Le site de Val-du-Lac est situé sur un vaste terrain du secteur de Rock Forest. Ce site d’hébergement de la direction de la protection de la jeunesse (DPJ) compte un bâtiment principal et six unités de vie. Ce sont uniquement les unités de vie qui sont visées par les travaux.

Val-du-Lac : Une autre étape vers les travaux

Le projet de faire de grandes rénovations au centre d’hébergement pour les jeunes Val-du-Lac de la direction de la protection de la jeunesse (DPJ) et d’y construire un nouveau pavillon continue de progresser dans la grande machine du CIUSSS de l’Estrie–CHUS.

« Nous avons embauché des professionnels qui travaillent avec nos équipes cliniques pour faire un préconcept afin que l’on puisse passer à l’étape des plans et devis.

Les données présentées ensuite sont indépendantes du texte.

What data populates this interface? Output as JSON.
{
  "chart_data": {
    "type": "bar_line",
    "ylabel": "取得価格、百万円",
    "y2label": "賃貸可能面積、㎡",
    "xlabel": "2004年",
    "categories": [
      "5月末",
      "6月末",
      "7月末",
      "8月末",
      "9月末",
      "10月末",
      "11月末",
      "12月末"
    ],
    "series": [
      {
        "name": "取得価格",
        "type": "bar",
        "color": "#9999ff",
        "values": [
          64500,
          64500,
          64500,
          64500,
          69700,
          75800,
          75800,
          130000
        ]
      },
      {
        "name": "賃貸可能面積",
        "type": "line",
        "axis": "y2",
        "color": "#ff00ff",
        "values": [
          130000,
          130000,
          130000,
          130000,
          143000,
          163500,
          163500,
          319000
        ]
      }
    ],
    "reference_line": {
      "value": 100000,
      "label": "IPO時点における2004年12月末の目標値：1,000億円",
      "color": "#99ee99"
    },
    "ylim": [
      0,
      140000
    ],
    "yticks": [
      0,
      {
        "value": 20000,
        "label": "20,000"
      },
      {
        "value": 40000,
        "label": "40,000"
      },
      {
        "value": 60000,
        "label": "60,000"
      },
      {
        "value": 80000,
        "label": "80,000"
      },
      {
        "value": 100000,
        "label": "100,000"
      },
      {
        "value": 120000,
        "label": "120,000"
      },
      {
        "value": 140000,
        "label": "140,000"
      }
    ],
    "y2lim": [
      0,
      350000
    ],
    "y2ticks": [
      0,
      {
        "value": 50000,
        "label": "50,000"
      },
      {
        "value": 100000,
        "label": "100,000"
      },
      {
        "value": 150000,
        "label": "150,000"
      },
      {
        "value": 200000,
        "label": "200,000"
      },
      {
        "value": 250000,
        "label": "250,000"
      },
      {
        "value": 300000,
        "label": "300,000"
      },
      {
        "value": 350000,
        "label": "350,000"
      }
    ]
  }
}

Nous devrions arriver à cette étape dans trois ou quatre mois », explique Jean Ferland, directeur des services techniques au CIUSSS de l’Estrie–CHUS.

Comme le projet est compliqué par l’absence de lieu de débordement où loger les jeunes de façon sécuritaire pendant les travaux, ce n’est toutefois que quelque part à l’automne 2019 que le chantier devrait se mettre en branle.

« Nous avons fait le choix de séparer le projet en deux grands axes. Il y a la construction d’un nouveau bâtiment, qui servira de pavillon sécuritaire, puis il y a l’élaboration et la planification des travaux sur l’ensemble du site », précise M. Ferland.

« Les deux projets seront menés de front, car la construction du nouveau bâtiment est préalable aux autres travaux. Il faut pouvoir libérer une unité pour y faire des travaux », ajoute-t-il.

Des travaux ont quand même été faits au cours des derniers mois au sein du centre jeunesse. En effet, les différentes directions engagées dans le projet étaient conscientes que certaines modifications pourraient quand même améliorer rapidement la qualité de vie de ces jeunes hébergés par la DPJ. On a donc réparé des salles de bain, des lumières, certains bris à des plafonds et aux murs et ajouté quelque couches de peinture.

« Les équipes cliniques ont dressé une liste et 75 % des travaux ont été réalisés jusqu’à présent », assure Jean Ferland.

Ces travaux sont importants pour la jeune clientèle qui y est hébergée, soutient le directeur de la DPJ Alain Trudel. « Le centre de réadaptation de Val-du-Lac est un milieu de vie significatif pour les enfants les plus vulnérables de l’Estrie. Ce milieu de vie représentera le seul souvenir d’enfance de plusieurs enfants qui souffrent de troubles de l’attachement ou de troubles anxieux, entre autres, et qui ne sont pas fonctionnels dans un milieu normatif », avait expliqué Alain Trudel en entrevue à La Tribune lors des annonces des premières étapes du projet.

Terrains en vente

Le projet est toujours évalué à 15 M$. Le montage financier s’attache tranquillement.

L’ancien centre jeunesse est propriétaire de terrains excédentaires, qu’il loue pour la culture depuis de nombreuses années. La quantité et la superficie des terrains sont tels qu’ils offrent la possibilité d’en vendre sans compromettre d’éventuels projets de développement du CIUSSS de l’Estrie–CHUS. Une analyse est en cours afin d’évaluer la possibilité de disposer des terrains, dont les revenus pourraient financer une partie des travaux souhaités.

Le conseil d’administration du CIUSSS a d’ailleurs déclaré mardi soir deux des lots situés sur le chemin Blanchette comme étant excédentaires.

Rappelons que le site de Val-du-Lac est situé sur un vaste terrain du secteur de Rock Forest. Ce site d’hébergement de la direction de la protection de la jeunesse (DPJ) compte un bâtiment principal où l’on retrouve, entre autres, un grand gymnase et une école. Ensuite, on y retrouve six unités de vie, un bâtiment qui sert d’école aux jeunes de l’unité de détention, ainsi que deux garages. Dans les unités de vie, les jeunes sont logés par tranches d’âge (petits et adolescents), garçons et filles séparés. Ce sont uniquement les unités de vie qui sont visées par les travaux.

Le Centre de réadaptation Val-du-Lac a été construit dans les années 1960. Il y a eu différentes phases de rénovations au fil des années, mais les étapes les plus importantes sont freinées depuis 2014 parce qu’il n’y a pas d’endroits sécuritaires où relocaliser les jeunes pendant les différentes phases de travaux.